Quant l’innovation technologique donne à la formation ubiquité, mobilité et rapidité, la tendance est également à la gamification, au contenus ludiques, qui donnent envie de se former et favorisent l’encrage mémoriel de l’apprentissage. « Pour que l’autonomisation et l’individualisation de la formation fonctionnent, on a souvent recours à des modèles pédagogiques basés sur le jeu », déclare Benjamin Gans, directeur EdFab chez Cap Digital. Les serious games, associés ou non à une formation en présentiel, en sont un parfait exemple. « L’innovation se trouve dans la façon dont ils sont conçus et dans l’innovation pédagogique, estime Pierre-Alain Gagne, gérant et co-fondateur de Dowino. Plutôt que de miser sur la simulation des gestes et leur répétition, on peut dans certains cas activer des leviers d’émotion ». Les serious games deviennent par ailleurs davantage visuels pour répondre aux attentes des jeunes générations. « Ils parviennent à rendre plus dynamique un contenu de formation qui parfois peut paraître peu engageant », souligne Julien Lacomberie.
Formations adaptées, immersives, ou en situation
Plus encore, la technologie, et l’intelligence artificielle en particulier, permet désormais d’adapter une formation à chaque apprenant. C’est l’adaptative learning. « La première partie de la formation peut par exemple être commune à l’ensemble des apprenants. A l’issu d’un quizz, chacun des élèves est ensuite aiguillé sur un deuxième module, en fonction de ses réponses. Et ainsi de suite », explique Julien Lacomberie. Un type de formation en phase avec les neurosciences qui, comme le souligne le MOOC « Itinéraire Compétences », visent à aider au développement des capacités d’adaptation en continu des individus. « La Région Grand Est et France Apprenante, avec notamment le concours de CollectivZ et du groupe Amnyos, ont conçu ce MOOC pour fournir les clés pratiques dont les organismes de formation et les Centres de Formation d’Apprentis ont besoin pour répondre à l’appel à projets « Itinéraire Compétences », et plus généralement pour proposer des dispositifs de formation continue novateurs », confie Hervé Beraud, associé-DAF de CollectivZ.

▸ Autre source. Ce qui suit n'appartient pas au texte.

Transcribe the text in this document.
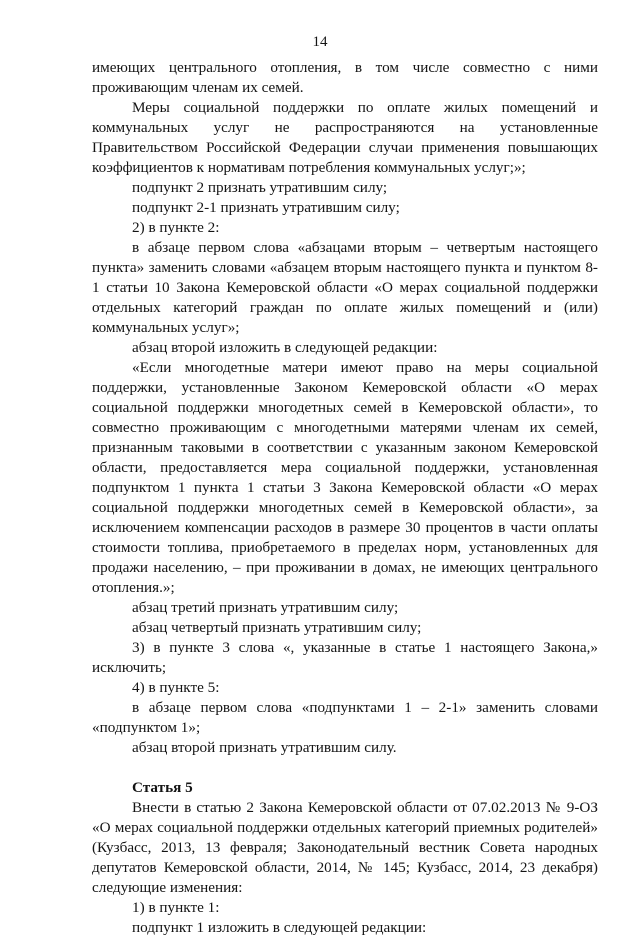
14

имеющих центрального отопления, в том числе совместно с ними проживающим членам их семей.

Меры социальной поддержки по оплате жилых помещений и коммунальных услуг не распространяются на установленные Правительством Российской Федерации случаи применения повышающих коэффициентов к нормативам потребления коммунальных услуг;»;

подпункт 2 признать утратившим силу;

подпункт 2-1 признать утратившим силу;

2) в пункте 2:

в абзаце первом слова «абзацами вторым – четвертым настоящего пункта» заменить словами «абзацем вторым настоящего пункта и пунктом 8-1 статьи 10 Закона Кемеровской области «О мерах социальной поддержки отдельных категорий граждан по оплате жилых помещений и (или) коммунальных услуг»;

абзац второй изложить в следующей редакции:

«Если многодетные матери имеют право на меры социальной поддержки, установленные Законом Кемеровской области «О мерах социальной поддержки многодетных семей в Кемеровской области», то совместно проживающим с многодетными матерями членам их семей, признанным таковыми в соответствии с указанным законом Кемеровской области, предоставляется мера социальной поддержки, установленная подпунктом 1 пункта 1 статьи 3 Закона Кемеровской области «О мерах социальной поддержки многодетных семей в Кемеровской области», за исключением компенсации расходов в размере 30 процентов в части оплаты стоимости топлива, приобретаемого в пределах норм, установленных для продажи населению, – при проживании в домах, не имеющих центрального отопления.»;

абзац третий признать утратившим силу;

абзац четвертый признать утратившим силу;

3) в пункте 3 слова «, указанные в статье 1 настоящего Закона,» исключить;

4) в пункте 5:

в абзаце первом слова «подпунктами 1 – 2-1» заменить словами «подпунктом 1»;

абзац второй признать утратившим силу.

Статья 5

Внести в статью 2 Закона Кемеровской области от 07.02.2013 № 9-ОЗ «О мерах социальной поддержки отдельных категорий приемных родителей» (Кузбасс, 2013, 13 февраля; Законодательный вестник Совета народных депутатов Кемеровской области, 2014, № 145; Кузбасс, 2014, 23 декабря) следующие изменения:

1) в пункте 1:

подпункт 1 изложить в следующей редакции:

Innovante, la réalité virtuelle qui permet de plonger les apprenants dans des situations préparées et choisies, a également le vente en poupe. « La neuroscience le confirme , l’immersion permet de stimuler des zones du cerveau qui auparavant n’étaient pas sollicitées lors du processus d’apprentissage et de formation. De ce fait, l’apprentissage se fait plus facilement et plus rapidement, affirme Sébastien Kuntz, fondateur de MiddleVR. Au-delà de la technologie, c’est la relation entre formateurs et apprenants qui se retrouve au centre ». Par ailleurs, l’évaluation de la progression des apprenants est particulièrement facile, chaque session pouvant être enregistrée, chaque geste décortiqué et comparé en post-formation. Selon Hélène Mouiche, 45% des responsables RH jugent les technologies de réalité virtuelle et de réalité augmentée utiles à leur mission RH et 10% incontournables.
Enfin, il faut citer dans les formations « immersives » l’Action de formation en situation de travail (AFEST), qui, comme le souligne un rapport de juillet 2018 du Copanef, peut être mobilisée comme une modalité de formation autonome ou être articulée avec d’autres modes de formation (à distance, stage…) dans le cadre de parcours hybrides (blended).